È considerato il fondatore della letteratura africana in lingua spagnola, ed è stato  insignito del premio 3 Orillas per la costante attività di divulgazione critica della cultura africana di contestazione. Alla consegna del premio Canario, uno  dei molti riconoscimenti, ha  denuncito come “la conquista della sovranità nazionale non ha coinciso mai con la reale libertà dei popoli africani, e che in Africa – ancora oggi – non esiste un solo paese realmente indipendente.

In italiano è stato tradotto  Il metrò (editrice Gorée, collana diritti e rovesci, 2010) :

Lambert Obama Ondo, membro del clan degli yendjok, si sforzava di affermare e mantenere viva la sua africanità in ogni luogo e circostanza. Ma non poteva evitare di sorprendersi ogni volta che scendeva verso la metropolitana: gli pareva di trasformarsi in un essere strano, metà animale e metà umano, una specie di gigantesco grombif che ad ogni imbrunire cercava la sua tana nei cunicoli sotterranei della grande città.

Nella sua fuga dalla campagna dove è nato, verso la città, Lambert Obama Ondo prende coscienza dell’assenza di prospettive in un paese governato da una classe politica arrogante e corrotta, e comincia a sognare l’Europa. Lo attende una drammatica odissea per mare, fino all’incontro-scontro con la società dei bianchi, tra alienazione e speranze di integrazione in un affresco vivo e coinvolgente dell’Africa post-coloniale e contemporanea.

Il romanzo è un perfetto esempio del cambiamento di narrazione. La scrittura si orienta verso l‘ambientazione urbana, passano in secondo piano il villaggio e il lavoro nei campi, la vita scandita dai ritmi naturali del giorno e delle stagioni, la descrizione degli usi e costumi, dei riti degli antenati che tanta parte avevano occupato nel periodo delle indipendenze.

Gli scrittori come Ndongo si confrontano con i nuovi miti della globalizzazione, dell’arricchimento individuale. I giovani si sono accorti di contare poco come individui e lottano per il successo personale piuttosto che per la società nel suo complesso, non credendo più al rinnovamento e alle promesse delle élite politiche. In questo contesto si inseriscono l’enorme sviluppo delle lotterie, delle truffe online e la criminalità organizzata che canalizza le energie giovanili nella delinquenza o nei viaggi della speranza verso l’eldorado occidentale.

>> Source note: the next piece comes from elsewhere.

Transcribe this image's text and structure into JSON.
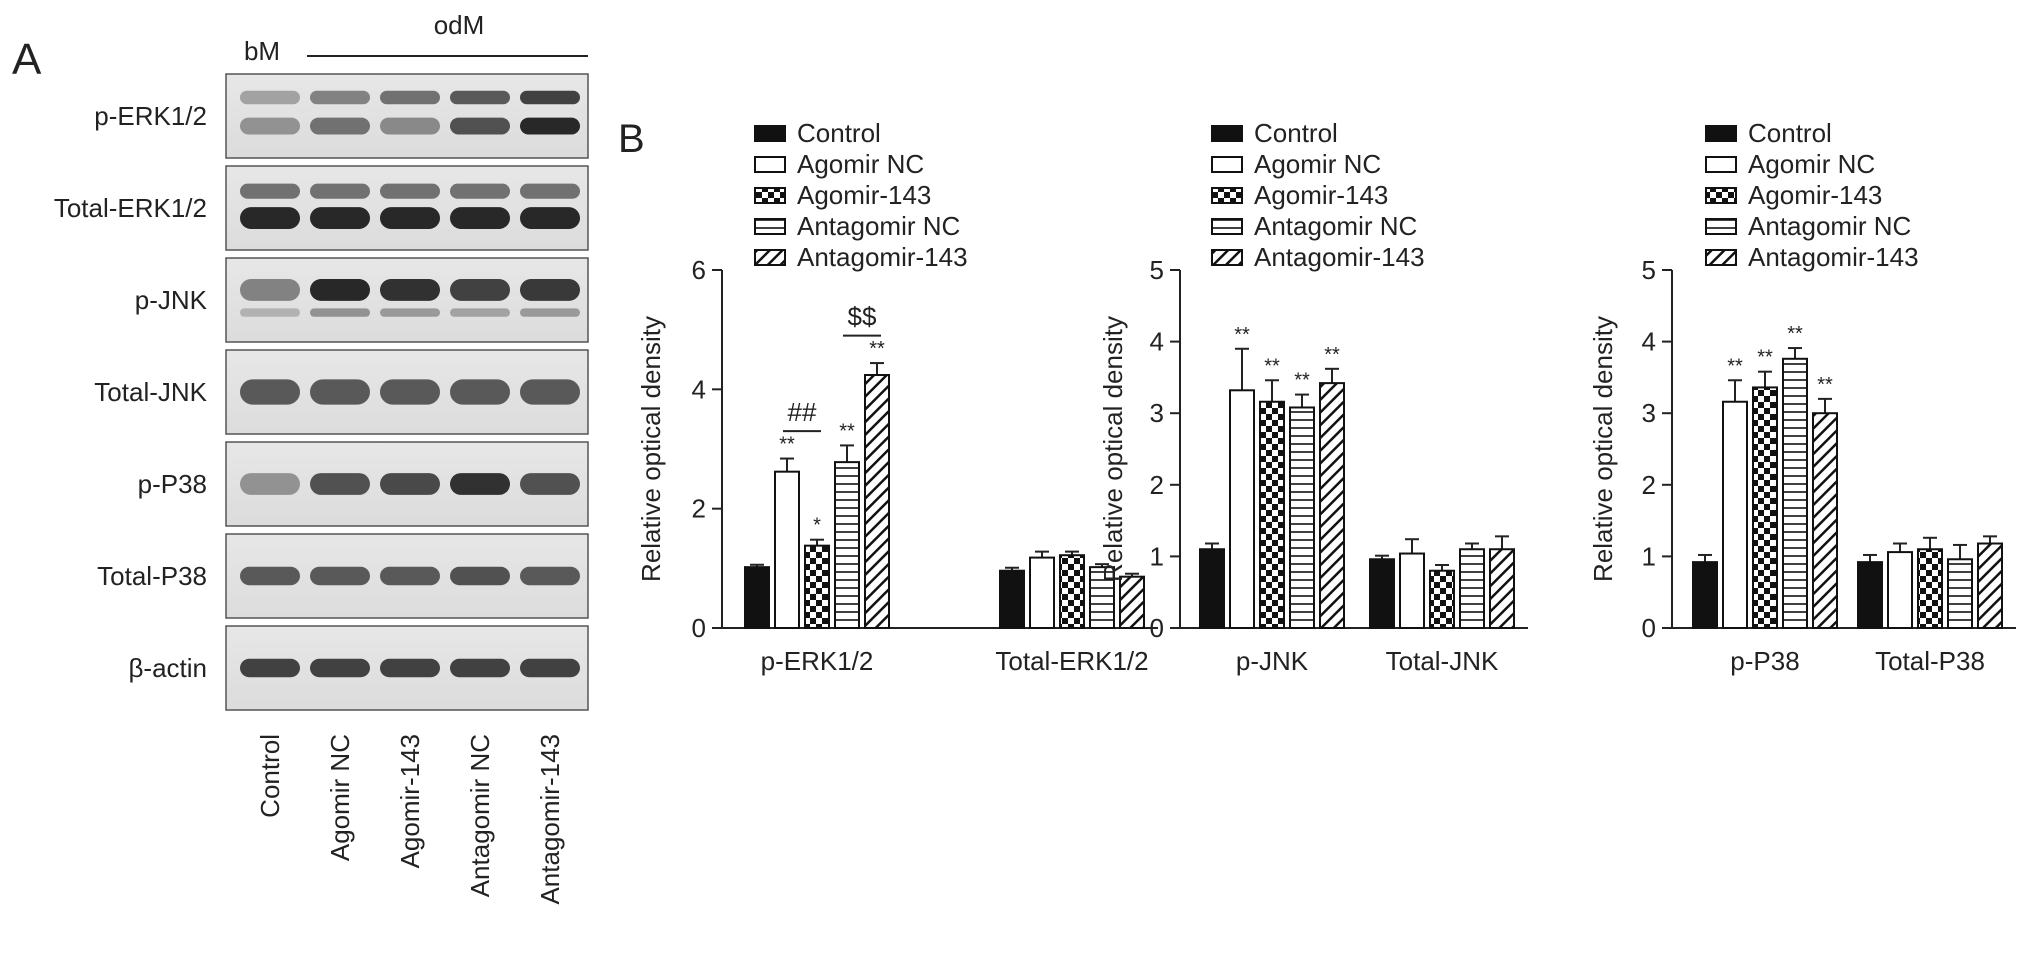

Il viaggio per mare diventa una sorta di nuovo rito d’iniziazione per i giovani che, alla fine del percorso sono costretti a confrontarsi con la realtà europea, assai più dura e ben distante dai miti che si vagheggiano in patria (cfr. Leggere l’Africa 2– a cura di Giulia De Martino e Rosella Clavari, 2019).

Una scrittura appasionante, un racconto a più voci che non rinuncia al ritmo narrativo dei cantastorie africani.